All below inherit from RDFEntity and are Pydantic models with extra='forbid'.

  • class PubMedPaperSummary(RDFEntity)

    • Purpose: metadata summary returned by the PubMed API for a single paper.
    • Data fields (optional):
      • authorLiteral: str
      • doi: str
      • downloadUrl: Any
      • journalTitleLiteral: str
      • pages: str
      • pmcid: str
      • publicationDate: datetime.date
      • pubmedIdentifier: str
      • sortPublicationDate: datetime.datetime
      • title: str
      • url: Any
    • Object fields (optional):
      • aboutJournal: Journal
      • aboutJournalIssue: JournalIssue
      • hasAuthorshipRole: AuthorshipRole
      • summarizes: PubMedPaper
  • class PubMedPaper(RDFEntity)

    • Purpose: canonical description of a PubMed article.
    • Object fields (optional):
      • hasAbstract: LiteralContent
      • hasKeyword: LiteralContent
      • hasMeshDescriptor: LiteralContent
      • publishedIn: JournalIssue
  • class LiteralContent(RDFEntity)

    • Purpose: holds literal text values.
    • Data fields (optional):
      • literalValue: str
  • class Journal(RDFEntity)

    • Purpose: serial publication venue.
    • Data fields (optional):
      • issn: str
  • class JournalIssue(RDFEntity)

    • Purpose: denotes a specific journal issue.
    • Data fields (optional):
      • issueLabel: str
      • volume: str
    • Object fields (optional):
      • issueOf: Journal
  • class Author(RDFEntity)

    • Purpose: a human who bears an authorship role for a PubMed paper.
    • No declared fields/properties beyond RDFEntity internals.
  • class AuthorshipRole(RDFEntity)

    • Purpose: a role held by a person when they author a PubMed paper.
    • Object fields (optional):
      • roleHeldBy: Author

Configuration/Dependencies

  • Python dependencies:
    • pydantic (models, validation)
    • rdflib (Graph, URIRef, Literal, RDF)
  • Model configuration:
    • arbitrary_types_allowed=True
    • extra='forbid' (unknown fields raise validation errors)
  • URIs:
    • If _uri is not provided, a URI is auto-generated as f"{_namespace}{uuid.uuid4()}".
    • The RDF predicate URIs and class URIs are hard-coded per class via _property_uris and _class_uri.

Usage

from rdflib import Graph
from naas_abi_marketplace.applications.pubmed.ontologies.PubMed import (
RDFEntity, PubMedPaperSummary, PubMedPaper, LiteralContent, Journal, JournalIssue
)

# Optional: set base namespace for generated instance URIs
RDFEntity.set_namespace("http://my.example/instance/")
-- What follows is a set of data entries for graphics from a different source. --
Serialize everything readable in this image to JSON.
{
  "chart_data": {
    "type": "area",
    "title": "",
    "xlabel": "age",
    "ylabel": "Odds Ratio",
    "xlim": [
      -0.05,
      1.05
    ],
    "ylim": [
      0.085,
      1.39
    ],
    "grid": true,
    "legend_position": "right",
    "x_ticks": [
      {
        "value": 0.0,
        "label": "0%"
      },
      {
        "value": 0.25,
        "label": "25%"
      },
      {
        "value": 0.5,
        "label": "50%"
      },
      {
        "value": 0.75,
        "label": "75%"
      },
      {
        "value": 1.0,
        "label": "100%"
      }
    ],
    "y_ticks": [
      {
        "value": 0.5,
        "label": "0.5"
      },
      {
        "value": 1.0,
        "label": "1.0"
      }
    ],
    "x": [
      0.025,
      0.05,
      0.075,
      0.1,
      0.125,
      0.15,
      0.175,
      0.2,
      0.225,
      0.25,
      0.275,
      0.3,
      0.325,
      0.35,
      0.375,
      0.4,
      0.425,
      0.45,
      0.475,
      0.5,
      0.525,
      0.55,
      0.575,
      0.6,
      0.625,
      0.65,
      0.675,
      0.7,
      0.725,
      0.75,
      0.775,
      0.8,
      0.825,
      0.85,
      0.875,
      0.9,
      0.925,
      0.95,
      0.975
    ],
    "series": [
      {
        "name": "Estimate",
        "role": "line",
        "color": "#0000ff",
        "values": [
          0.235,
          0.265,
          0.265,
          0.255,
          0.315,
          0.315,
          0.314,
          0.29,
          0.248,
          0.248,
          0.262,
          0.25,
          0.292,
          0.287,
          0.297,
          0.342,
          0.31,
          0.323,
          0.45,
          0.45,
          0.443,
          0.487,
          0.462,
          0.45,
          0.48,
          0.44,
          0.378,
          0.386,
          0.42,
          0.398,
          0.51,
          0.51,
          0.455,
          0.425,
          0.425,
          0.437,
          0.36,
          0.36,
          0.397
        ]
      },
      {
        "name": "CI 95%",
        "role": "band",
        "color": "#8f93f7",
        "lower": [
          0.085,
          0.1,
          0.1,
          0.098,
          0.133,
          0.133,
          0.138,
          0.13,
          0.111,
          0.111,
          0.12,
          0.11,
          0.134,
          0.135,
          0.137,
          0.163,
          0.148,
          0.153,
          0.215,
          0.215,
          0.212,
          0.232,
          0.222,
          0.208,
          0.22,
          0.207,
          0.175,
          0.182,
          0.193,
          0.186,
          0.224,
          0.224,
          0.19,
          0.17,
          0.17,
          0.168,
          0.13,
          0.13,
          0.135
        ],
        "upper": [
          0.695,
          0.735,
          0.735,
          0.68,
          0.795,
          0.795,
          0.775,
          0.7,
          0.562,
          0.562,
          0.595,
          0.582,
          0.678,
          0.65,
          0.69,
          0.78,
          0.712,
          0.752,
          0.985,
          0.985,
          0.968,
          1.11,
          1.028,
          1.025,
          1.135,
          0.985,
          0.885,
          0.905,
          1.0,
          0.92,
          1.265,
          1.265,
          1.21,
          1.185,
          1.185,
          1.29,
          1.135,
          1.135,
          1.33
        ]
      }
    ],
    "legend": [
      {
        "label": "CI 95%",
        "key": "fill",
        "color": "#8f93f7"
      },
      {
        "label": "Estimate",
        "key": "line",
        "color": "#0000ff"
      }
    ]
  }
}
journal = Journal(issn="1234-5678")
issue = JournalIssue(volume="42", issueLabel="1", issueOf=journal)

paper = PubMedPaper(
hasAbstract=LiteralContent(literalValue="Abstract text."),
publishedIn=issue
)

summary = PubMedPaperSummary(
title="A paper",
doi="10.0000/example",
pubmedIdentifier="123456",
aboutJournal=journal,
aboutJournalIssue=issue,
summarizes=paper
)

g: Graph = summary.rdf()
print(len(g)) # number of triples
print(g.serialize()) # default serialization (format chosen by rdflib)

Caveats

  • rdf() treats non-model values as RDF literals; object values are linked by their ._uri and their own triples are included.
  • Lists are supported in rdf() generation, but the ontology fields in this file are not typed as lists; passing lists may still work at runtime but must satisfy Pydantic validation (or use Any-typed fields).
  • downloadUrl and url are typed as Any and will be emitted as RDF literals unless you supply an object that implements .rdf() (in which case it will be treated as a related RDF entity).